The first two Orlando books were bestsellers but then their popularity dipped for a while until a new title in a smaller format appeared as the first Picture Puffin book ever published which restored their reputation and considerably widened their audience. Looking back on them as an adult I can recognise the power of the detailed, quirky illustrations that paint a gorgeously coloured world as a backdrop for his many adventures. Every page has bold text, sometimes arranged at the bottom but often elsewhere, and is always dominated by the rather surreal drawings where animals live happily alongside people.

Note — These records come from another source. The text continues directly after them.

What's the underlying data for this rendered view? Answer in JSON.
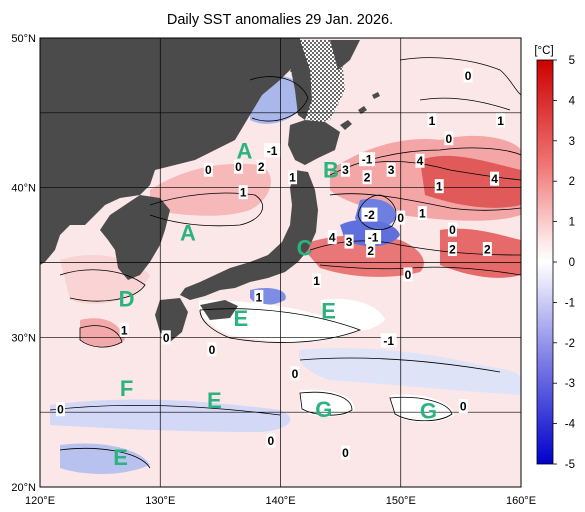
{
  "title": "Daily SST anomalies 29 Jan. 2026.",
  "map": {
    "lon_range": [
      120,
      160
    ],
    "lat_range": [
      20,
      50
    ],
    "lon_ticks": [
      {
        "v": 120,
        "t": "120°E"
      },
      {
        "v": 130,
        "t": "130°E"
      },
      {
        "v": 140,
        "t": "140°E"
      },
      {
        "v": 150,
        "t": "150°E"
      },
      {
        "v": 160,
        "t": "160°E"
      }
    ],
    "lat_ticks": [
      {
        "v": 50,
        "t": "50°N"
      },
      {
        "v": 40,
        "t": "40°N"
      },
      {
        "v": 30,
        "t": "30°N"
      },
      {
        "v": 20,
        "t": "20°N"
      }
    ],
    "land_color": "#4b4b4b",
    "sea_ice_pattern": true
  },
  "regions": [
    {
      "label": "A",
      "lon": 137.0,
      "lat": 42.5
    },
    {
      "label": "A",
      "lon": 132.3,
      "lat": 37.0
    },
    {
      "label": "B",
      "lon": 144.2,
      "lat": 41.2
    },
    {
      "label": "C",
      "lon": 142.0,
      "lat": 36.0
    },
    {
      "label": "D",
      "lon": 127.2,
      "lat": 32.6
    },
    {
      "label": "E",
      "lon": 136.7,
      "lat": 31.3
    },
    {
      "label": "E",
      "lon": 144.0,
      "lat": 31.8
    },
    {
      "label": "E",
      "lon": 126.7,
      "lat": 22.0
    },
    {
      "label": "F",
      "lon": 127.2,
      "lat": 26.6
    },
    {
      "label": "E",
      "lon": 134.5,
      "lat": 25.8
    },
    {
      "label": "G",
      "lon": 143.6,
      "lat": 25.2
    },
    {
      "label": "G",
      "lon": 152.3,
      "lat": 25.1
    }
  ],
  "contour_labels": [
    {
      "t": "-1",
      "lon": 139.3,
      "lat": 42.5
    },
    {
      "t": "0",
      "lon": 136.5,
      "lat": 41.4
    },
    {
      "t": "0",
      "lon": 134.0,
      "lat": 41.2
    },
    {
      "t": "2",
      "lon": 138.4,
      "lat": 41.4
    },
    {
      "t": "1",
      "lon": 136.9,
      "lat": 39.7
    },
    {
      "t": "1",
      "lon": 141.0,
      "lat": 40.7
    },
    {
      "t": "3",
      "lon": 145.4,
      "lat": 41.2
    },
    {
      "t": "-1",
      "lon": 147.2,
      "lat": 41.9
    },
    {
      "t": "3",
      "lon": 149.2,
      "lat": 41.2
    },
    {
      "t": "2",
      "lon": 147.2,
      "lat": 40.7
    },
    {
      "t": "4",
      "lon": 151.6,
      "lat": 41.8
    },
    {
      "t": "1",
      "lon": 153.2,
      "lat": 40.1
    },
    {
      "t": "4",
      "lon": 157.8,
      "lat": 40.6
    },
    {
      "t": "-2",
      "lon": 147.4,
      "lat": 38.2
    },
    {
      "t": "0",
      "lon": 150.0,
      "lat": 38.0
    },
    {
      "t": "1",
      "lon": 151.8,
      "lat": 38.3
    },
    {
      "t": "4",
      "lon": 144.3,
      "lat": 36.7
    },
    {
      "t": "3",
      "lon": 145.7,
      "lat": 36.4
    },
    {
      "t": "-1",
      "lon": 147.7,
      "lat": 36.7
    },
    {
      "t": "2",
      "lon": 147.5,
      "lat": 35.8
    },
    {
      "t": "0",
      "lon": 154.3,
      "lat": 37.2
    },
    {
      "t": "2",
      "lon": 154.3,
      "lat": 35.9
    },
    {
      "t": "2",
      "lon": 157.2,
      "lat": 35.9
    },
    {
      "t": "0",
      "lon": 154.0,
      "lat": 43.3
    },
    {
      "t": "1",
      "lon": 152.6,
      "lat": 44.5
    },
    {
      "t": "1",
      "lon": 158.3,
      "lat": 44.5
    },
    {
      "t": "0",
      "lon": 155.6,
      "lat": 47.5
    },
    {
      "t": "0",
      "lon": 150.6,
      "lat": 34.2
    },
    {
      "t": "1",
      "lon": 143.0,
      "lat": 33.8
    },
    {
      "t": "1",
      "lon": 138.2,
      "lat": 32.7
    },
    {
      "t": "1",
      "lon": 127.0,
      "lat": 30.5
    },
    {
      "t": "0",
      "lon": 130.5,
      "lat": 30.0
    },
    {
      "t": "0",
      "lon": 134.3,
      "lat": 29.2
    },
    {
      "t": "0",
      "lon": 141.2,
      "lat": 27.6
    },
    {
      "t": "0",
      "lon": 121.7,
      "lat": 25.2
    },
    {
      "t": "0",
      "lon": 139.2,
      "lat": 23.1
    },
    {
      "t": "0",
      "lon": 145.4,
      "lat": 22.3
    },
    {
      "t": "0",
      "lon": 155.2,
      "lat": 25.4
    },
    {
      "t": "-1",
      "lon": 149.0,
      "lat": 29.8
    }
  ],
  "colorbar": {
    "unit": "[°C]",
    "min": -5,
    "max": 5,
    "ticks": [
      "5",
      "4",
      "3",
      "2",
      "1",
      "0",
      "-1",
      "-2",
      "-3",
      "-4",
      "-5"
    ],
    "colors": {
      "max": "#d40000",
      "zero": "#ffffff",
      "min": "#0000d8"
    }
  }
}
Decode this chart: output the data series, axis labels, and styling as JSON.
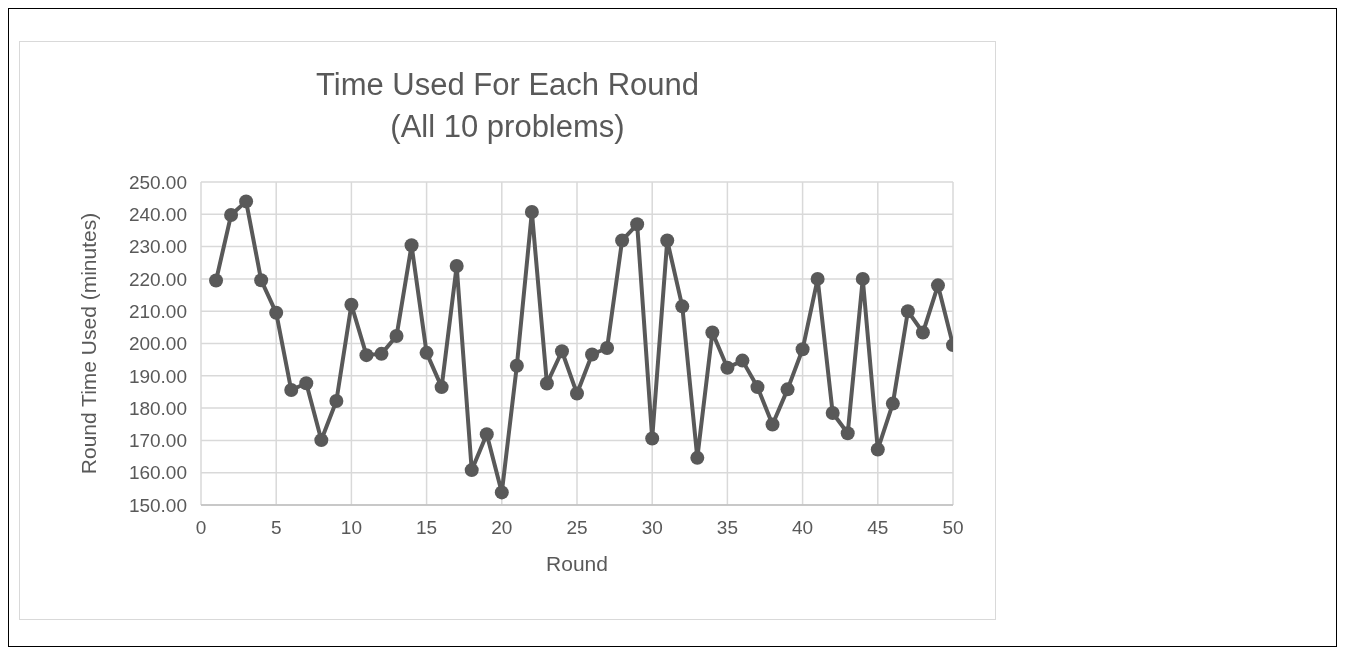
{
  "chart_data": {
    "type": "line",
    "title": "Time Used For Each Round\n(All 10 problems)",
    "xlabel": "Round",
    "ylabel": "Round Time Used (minutes)",
    "x": [
      1,
      2,
      3,
      4,
      5,
      6,
      7,
      8,
      9,
      10,
      11,
      12,
      13,
      14,
      15,
      16,
      17,
      18,
      19,
      20,
      21,
      22,
      23,
      24,
      25,
      26,
      27,
      28,
      29,
      30,
      31,
      32,
      33,
      34,
      35,
      36,
      37,
      38,
      39,
      40,
      41,
      42,
      43,
      44,
      45,
      46,
      47,
      48,
      49,
      50
    ],
    "values": [
      219.5,
      239.8,
      244,
      219.6,
      209.5,
      185.6,
      187.7,
      170.1,
      182.2,
      212,
      196.4,
      196.8,
      202.3,
      230.4,
      197.1,
      186.5,
      224,
      160.8,
      171.9,
      153.9,
      193.1,
      240.7,
      187.6,
      197.6,
      184.5,
      196.6,
      198.6,
      231.9,
      236.9,
      170.6,
      231.9,
      211.5,
      164.6,
      203.4,
      192.5,
      194.7,
      186.5,
      174.9,
      185.8,
      198.2,
      220,
      178.5,
      172.2,
      220,
      167.2,
      181.4,
      210,
      203.4,
      218,
      199.5
    ],
    "color": "#595959",
    "xlim": [
      0,
      50
    ],
    "xticks": [
      0,
      5,
      10,
      15,
      20,
      25,
      30,
      35,
      40,
      45,
      50
    ],
    "ylim": [
      150,
      250
    ],
    "yticks": [
      {
        "value": 150,
        "label": "150.00"
      },
      {
        "value": 160,
        "label": "160.00"
      },
      {
        "value": 170,
        "label": "170.00"
      },
      {
        "value": 180,
        "label": "180.00"
      },
      {
        "value": 190,
        "label": "190.00"
      },
      {
        "value": 200,
        "label": "200.00"
      },
      {
        "value": 210,
        "label": "210.00"
      },
      {
        "value": 220,
        "label": "220.00"
      },
      {
        "value": 230,
        "label": "230.00"
      },
      {
        "value": 240,
        "label": "240.00"
      },
      {
        "value": 250,
        "label": "250.00"
      }
    ],
    "grid": true,
    "marker": "circle",
    "line_style": "solid"
  }
}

One of my favourites is a double page spread in ‘Orlando the Cat: A Seaside Holiday’ where two ungainly horses are sunbathing on the crowded beach, one with crossed hooves and the other one reading a book ‘ having put on his blinkers to read, for they kept his eyes straying from the page’. Meanwhile Orlando and his dear wife, Grace, share a deckchair as their three kittens play happily. In the foreground, one of them is struggling to put on swimming trunks and another builds a large sand mouse, complete with shell ears. We can see the little town of Owlbarrow perched behind the beach with brightly coloured houses and tiny people looking out from their balconies as a towel clad man smoking a pipe strides purposely along the road. A rather effeminate, moustachioed, highly muscled man is flying a kite at the water’s edge. He is standing just in front of a woman who has her eyes closed in bliss as she licks an ice cream and trails a fox fur behind her. There is so much to look at and I get the feeling that the artist really enjoyed cramming the landscape with such an array of strange characters. Her autobiography reveals that she based this and all her colourful pictures on people and animals that she had observed during her long life. Her eye for detail plus an attraction to some very eccentric friends when she lived in London and other places as a young adventurous woman in her twenties makes her illustrations rich and witty. For instance Augustus John makes an appearance as the art master in Orlando's Home Life (1942) and Lett Haines appears in Orlando's Silver Wedding (1944) as the cloth-capped cat napper whose feelings for the feline carry him away.

I hadn’t quite appreciated how innovative and important she was to the world of book illustration. I have enjoyed learning more about her action packed extraordinary life and relished the chance to linger over those beautiful pictures again. If you don’t know about Kathleen Hale, you are in for a sumptuous treat.